I have three computers (Dell Desktop XPS-8700), HP laptop Envy X360 M6-AQ105DX, and Microsoft Surface Pro 4). The surface Pro 4 has Bitlocker disabled. All three run Windows 10 Pro and have SSDs as their main drives. The desktop has a secondary spinning drive and the Surface Pro 4 has a, SDXC card mapped to a drive letter.
I use the Encrypted File System (EFS) to hold sensitive information in one encrypted folder on all three machines. The encrypted folder is shared through the Home Group with read/write permission. I used to be able to freely share the encrypted files using File Explorer.
On or about 12/1/17 that stopped working. I get permission errors when I try to share the files. (other non-encrypted files in other folders can still be shared freely.) I have tried a lot of things like disabling the Home Group, recreating it, and re-sharing the subject folders. Nothing has worked.
I recently ran across a suggestion to do a Network Reset on all of the computers. What I eventually did was uninstall the network adapters on all the machines (checking the option to have Windows uninstall the drivers from the computers). Then I let Windows rediscover the network adapters and download drivers.

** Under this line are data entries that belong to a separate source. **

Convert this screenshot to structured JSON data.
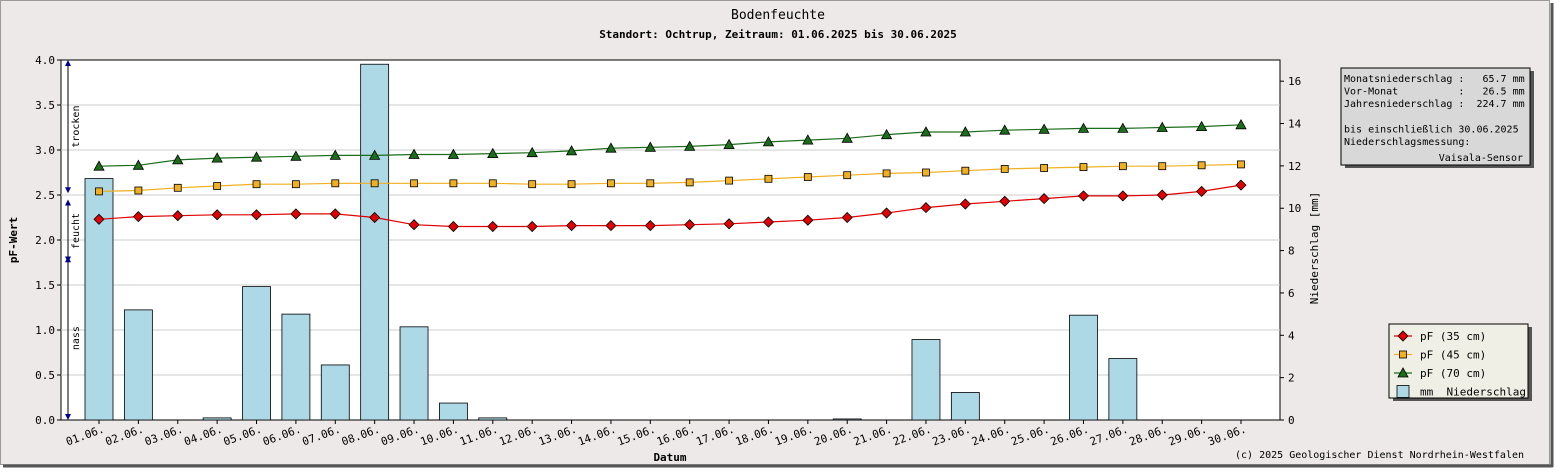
{
  "chart_data": {
    "type": "bar",
    "title": "Bodenfeuchte",
    "subtitle": "Standort: Ochtrup, Zeitraum: 01.06.2025 bis 30.06.2025",
    "xlabel": "Datum",
    "ylabel": "pF-Wert",
    "y2label": "Niederschlag [mm]",
    "ylim": [
      0,
      4
    ],
    "y2lim": [
      0,
      17
    ],
    "y_ticks": [
      "0.0",
      "0.5",
      "1.0",
      "1.5",
      "2.0",
      "2.5",
      "3.0",
      "3.5",
      "4.0"
    ],
    "y2_ticks": [
      "0",
      "2",
      "4",
      "6",
      "8",
      "10",
      "12",
      "14",
      "16"
    ],
    "grid": true,
    "categories": [
      "01.06.",
      "02.06.",
      "03.06.",
      "04.06.",
      "05.06.",
      "06.06.",
      "07.06.",
      "08.06.",
      "09.06.",
      "10.06.",
      "11.06.",
      "12.06.",
      "13.06.",
      "14.06.",
      "15.06.",
      "16.06.",
      "17.06.",
      "18.06.",
      "19.06.",
      "20.06.",
      "21.06.",
      "22.06.",
      "23.06.",
      "24.06.",
      "25.06.",
      "26.06.",
      "27.06.",
      "28.06.",
      "29.06.",
      "30.06."
    ],
    "series": [
      {
        "name": "pF (35 cm)",
        "kind": "line",
        "axis": "left",
        "color": "#e00000",
        "marker": "diamond",
        "values": [
          2.23,
          2.26,
          2.27,
          2.28,
          2.28,
          2.29,
          2.29,
          2.25,
          2.17,
          2.15,
          2.15,
          2.15,
          2.16,
          2.16,
          2.16,
          2.17,
          2.18,
          2.2,
          2.22,
          2.25,
          2.3,
          2.36,
          2.4,
          2.43,
          2.46,
          2.49,
          2.49,
          2.5,
          2.54,
          2.61
        ]
      },
      {
        "name": "pF (45 cm)",
        "kind": "line",
        "axis": "left",
        "color": "#f0b020",
        "marker": "square",
        "values": [
          2.54,
          2.55,
          2.58,
          2.6,
          2.62,
          2.62,
          2.63,
          2.63,
          2.63,
          2.63,
          2.63,
          2.62,
          2.62,
          2.63,
          2.63,
          2.64,
          2.66,
          2.68,
          2.7,
          2.72,
          2.74,
          2.75,
          2.77,
          2.79,
          2.8,
          2.81,
          2.82,
          2.82,
          2.83,
          2.84
        ]
      },
      {
        "name": "pF (70 cm)",
        "kind": "line",
        "axis": "left",
        "color": "#1a6e1a",
        "marker": "triangle",
        "values": [
          2.82,
          2.83,
          2.89,
          2.91,
          2.92,
          2.93,
          2.94,
          2.94,
          2.95,
          2.95,
          2.96,
          2.97,
          2.99,
          3.02,
          3.03,
          3.04,
          3.06,
          3.09,
          3.11,
          3.13,
          3.17,
          3.2,
          3.2,
          3.22,
          3.23,
          3.24,
          3.24,
          3.25,
          3.26,
          3.28
        ]
      },
      {
        "name": "mm  Niederschlag",
        "kind": "bar",
        "axis": "right",
        "color": "#add8e6",
        "values": [
          11.4,
          5.2,
          0,
          0.1,
          6.3,
          5.0,
          2.6,
          16.8,
          4.4,
          0.8,
          0.1,
          0,
          0,
          0,
          0,
          0,
          0,
          0,
          0,
          0.05,
          0,
          3.8,
          1.3,
          0,
          0,
          4.95,
          2.9,
          0,
          0,
          0
        ]
      }
    ],
    "legend_placement": "bottom-right",
    "zones": [
      {
        "label": "trocken",
        "from": 2.52,
        "to": 4.0
      },
      {
        "label": "feucht",
        "from": 1.75,
        "to": 2.45
      },
      {
        "label": "nass",
        "from": 0.0,
        "to": 1.82
      }
    ]
  },
  "infobox": {
    "lines": [
      "Monatsniederschlag :   65.7 mm",
      "Vor-Monat          :   26.5 mm",
      "Jahresniederschlag :  224.7 mm",
      "",
      "bis einschließlich 30.06.2025",
      "Niederschlagsmessung:"
    ],
    "sensor": "Vaisala-Sensor"
  },
  "copyright": "(c) 2025 Geologischer Dienst Nordrhein-Westfalen",
  "colors": {
    "background": "#ece9e8",
    "plot": "#ffffff",
    "infobox_bg": "#d8d8d8",
    "legend_bg": "#f0efe6",
    "zone_arrow": "#00008b"
  }
}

This fixed sharing of encrypted files from any machine to any other (copy/edit/delete). However, the next morning when I rebooted all of the computers, I was (almost) back where I started. I cannot copy or edit shared encrypted files, BUT (!), I can delete encrypted files on one computer from another computer. This is not consistent, though. Sometimes if I do the network reset or uninstall/reinstall of the network adapters, I can share files among two of the machines but not the third! In any event, nothing survives reboot except being able to delete files on one computer from another.
I have not seen mention of this problem on any forums or support sites. Any thoughts?